Byzantine Resilient Federated Multi-Task Representation Learning
Tuan Le, Shana Moothedath
TL;DR
This work tackles personalization, transferability, and Byzantine resilience in federated learning by introducing BR-MTRL, which learns a shared representation $\phi$ across clients while keeping per-client heads $h_i$ locally adaptable. It optimizes via alternating gradient descent between updating $h_i$ with fixed $\phi$ and updating $\phi$ with fixed $h_i$, and employs robust aggregation using the Geometric Median and Krum to mitigate malicious updates.

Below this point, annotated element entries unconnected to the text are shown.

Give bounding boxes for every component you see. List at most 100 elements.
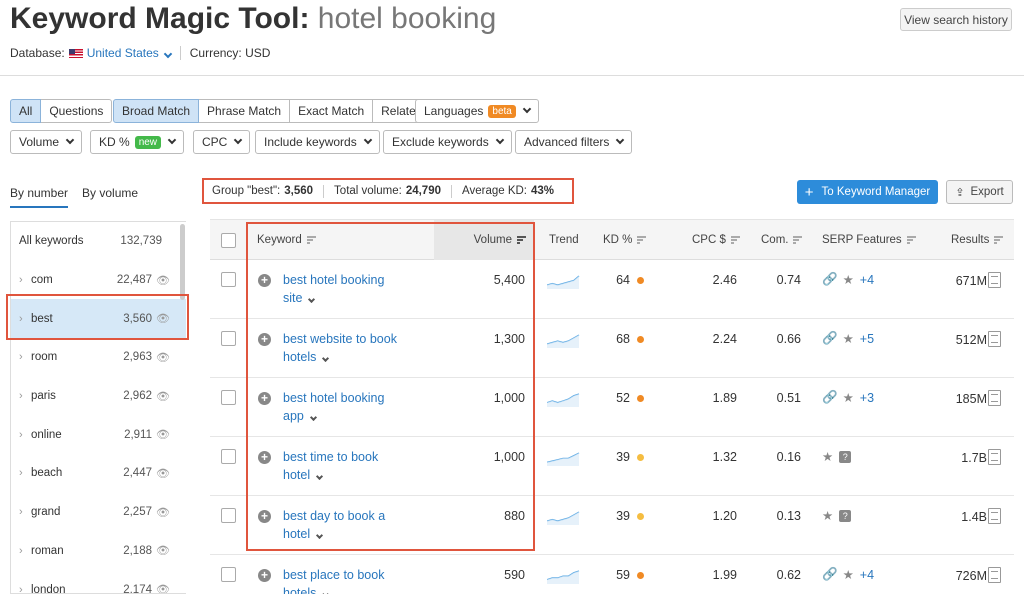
more-features-link[interactable]: +3 [860,391,874,405]
kd-dropdown[interactable]: KD % new [90,130,185,154]
chevron-right-icon: › [19,583,23,594]
tab-by-volume[interactable]: By volume [82,186,138,208]
export-icon: ⇪ [955,186,965,199]
column-keyword[interactable]: Keyword [257,220,316,260]
languages-dropdown[interactable]: Languages beta [415,99,539,123]
database-label: Database: [10,46,65,60]
tab-by-number[interactable]: By number [10,186,69,208]
group-count: 2,911 [124,428,152,441]
tab-questions[interactable]: Questions [41,99,113,123]
table-row[interactable]: + best hotel booking site 5,400 64 2.46 0.74 🔗 ★… [210,260,1014,319]
view-search-history-button[interactable]: View search history [900,8,1012,31]
group-all-keywords[interactable]: All keywords 132,739 [11,222,186,261]
chevron-down-icon[interactable] [308,295,316,304]
group-name: beach [31,467,63,480]
exclude-keywords-dropdown[interactable]: Exclude keywords [383,130,512,154]
keyword-link[interactable]: best website to book hotels [283,330,413,366]
serp-snapshot-icon[interactable] [988,272,1001,288]
serp-snapshot-icon[interactable] [988,449,1001,465]
cpc-cell: 2.24 [712,332,737,346]
chevron-down-icon[interactable] [316,531,324,540]
tab-exact-match[interactable]: Exact Match [290,99,374,123]
tab-phrase-match[interactable]: Phrase Match [199,99,291,123]
export-button[interactable]: ⇪ Export [946,180,1013,204]
table-row[interactable]: + best hotel booking app 1,000 52 1.89 0.51 🔗 ★ +… [210,378,1014,437]
chevron-down-icon[interactable] [322,354,330,363]
tab-all[interactable]: All [10,99,42,123]
table-row[interactable]: + best place to book hotels 590 59 1.99 0.62 🔗 ★… [210,555,1014,594]
keyword-link[interactable]: best place to book hotels [283,566,413,594]
group-item[interactable]: › online 2,911 👁 [11,415,186,454]
column-results[interactable]: Results [951,220,1004,260]
add-plus-icon[interactable]: + [258,333,271,346]
kd-cell: 52 [616,391,630,405]
to-keyword-manager-button[interactable]: + To Keyword Manager [797,180,938,204]
add-plus-icon[interactable]: + [258,569,271,582]
select-all-checkbox[interactable] [221,232,236,248]
eye-icon[interactable]: 👁 [156,467,170,480]
sidebar-scrollbar[interactable] [180,224,185,300]
group-item[interactable]: › beach 2,447 👁 [11,454,186,493]
keyword-link[interactable]: best day to book a hotel [283,507,413,543]
link-icon: 🔗 [822,272,838,286]
tab-broad-match[interactable]: Broad Match [113,99,200,123]
group-item[interactable]: › paris 2,962 👁 [11,377,186,416]
serp-snapshot-icon[interactable] [988,567,1001,583]
serp-snapshot-icon[interactable] [988,331,1001,347]
com-cell: 0.66 [776,332,801,346]
divider [451,184,452,198]
add-plus-icon[interactable]: + [258,451,271,464]
eye-icon[interactable]: 👁 [156,428,170,441]
chevron-down-icon[interactable] [316,472,324,481]
column-volume[interactable]: Volume [434,220,534,260]
more-features-link[interactable]: +4 [860,568,874,582]
keyword-line: hotels [283,586,317,594]
keyword-line: best hotel booking [283,273,385,287]
cpc-dropdown[interactable]: CPC [193,130,251,154]
average-kd-value: 43% [531,185,555,197]
database-select[interactable]: United States [87,46,172,60]
more-features-link[interactable]: +4 [860,273,874,287]
title-query: hotel booking [317,2,497,35]
row-checkbox[interactable] [221,331,236,346]
table-row[interactable]: + best website to book hotels 1,300 68 2.24 0.… [210,319,1014,378]
more-features-link[interactable]: +5 [860,332,874,346]
row-checkbox[interactable] [221,272,236,287]
eye-icon[interactable]: 👁 [156,506,170,519]
table-row[interactable]: + best day to book a hotel 880 39 1.20 0.13 ★? 1… [210,496,1014,555]
header-label: Trend [549,234,579,246]
group-count: 22,487 [116,274,152,287]
column-serp-features[interactable]: SERP Features [822,220,916,260]
group-item[interactable]: › room 2,963 👁 [11,338,186,377]
eye-icon[interactable]: 👁 [156,544,170,557]
keyword-link[interactable]: best hotel booking site [283,271,413,307]
column-kd[interactable]: KD % [603,220,647,260]
row-checkbox[interactable] [221,567,236,582]
group-item[interactable]: › london 2,174 👁 [11,570,186,594]
row-checkbox[interactable] [221,449,236,464]
column-com[interactable]: Com. [761,220,803,260]
results-cell: 671M [955,274,987,288]
row-checkbox[interactable] [221,390,236,405]
database-line: Database: United States Currency: USD [10,46,270,60]
add-plus-icon[interactable]: + [258,392,271,405]
keyword-link[interactable]: best time to book hotel [283,448,413,484]
eye-icon[interactable]: 👁 [156,351,170,364]
chevron-down-icon[interactable] [309,413,317,422]
include-keywords-dropdown[interactable]: Include keywords [255,130,380,154]
eye-icon[interactable]: 👁 [156,390,170,403]
add-plus-icon[interactable]: + [258,274,271,287]
table-row[interactable]: + best time to book hotel 1,000 39 1.32 0.16 ★?… [210,437,1014,496]
eye-icon[interactable]: 👁 [156,274,170,287]
row-checkbox[interactable] [221,508,236,523]
volume-dropdown[interactable]: Volume [10,130,83,154]
add-plus-icon[interactable]: + [258,510,271,523]
serp-snapshot-icon[interactable] [988,390,1001,406]
advanced-filters-dropdown[interactable]: Advanced filters [515,130,633,154]
group-item[interactable]: › grand 2,257 👁 [11,493,186,532]
serp-snapshot-icon[interactable] [988,508,1001,524]
eye-icon[interactable]: 👁 [156,583,170,593]
group-item[interactable]: › roman 2,188 👁 [11,532,186,571]
column-cpc[interactable]: CPC $ [692,220,740,260]
keyword-link[interactable]: best hotel booking app [283,389,413,425]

The approach is validated on CIFAR-10 and FEMNIST in an AWS-based testbed, showing improved accuracy under Byzantine attacks and successful transfer of the shared representation to unseen clients. The results suggest BR-MTRL provides robust, transferable personalization in heterogeneous federated environments with practical implications for privacy-preserving collaborative learning.
Abstract
In this paper, we propose BR-MTRL, a Byzantine-resilient multi-task representation learning framework that handles faulty or malicious agents. Our approach leverages representation learning through a shared neural network model, where all clients share fixed layers, except for a client-specific final layer. This structure captures shared features among clients while enabling individual adaptation, making it a promising approach for leveraging client data and computational power in heterogeneous federated settings to learn personalized models. To learn the model, we employ an alternating gradient descent strategy: each client optimizes its local model, updates its final layer, and sends estimates of the shared representation to a central server for aggregation. To defend against Byzantine agents, we employ two robust aggregation methods for client-server communication, Geometric Median and Krum. Our method enables personalized learning while maintaining resilience in distributed settings. We implemented the proposed algorithm in a federated testbed built using Amazon Web Services (AWS) platform and compared its performance with various benchmark algorithms and their variations. Through experiments using real-world datasets, including CIFAR-10 and FEMNIST, we demonstrated the effectiveness and robustness of our approach and its transferability to new unseen clients with limited data, even in the presence of Byzantine adversaries.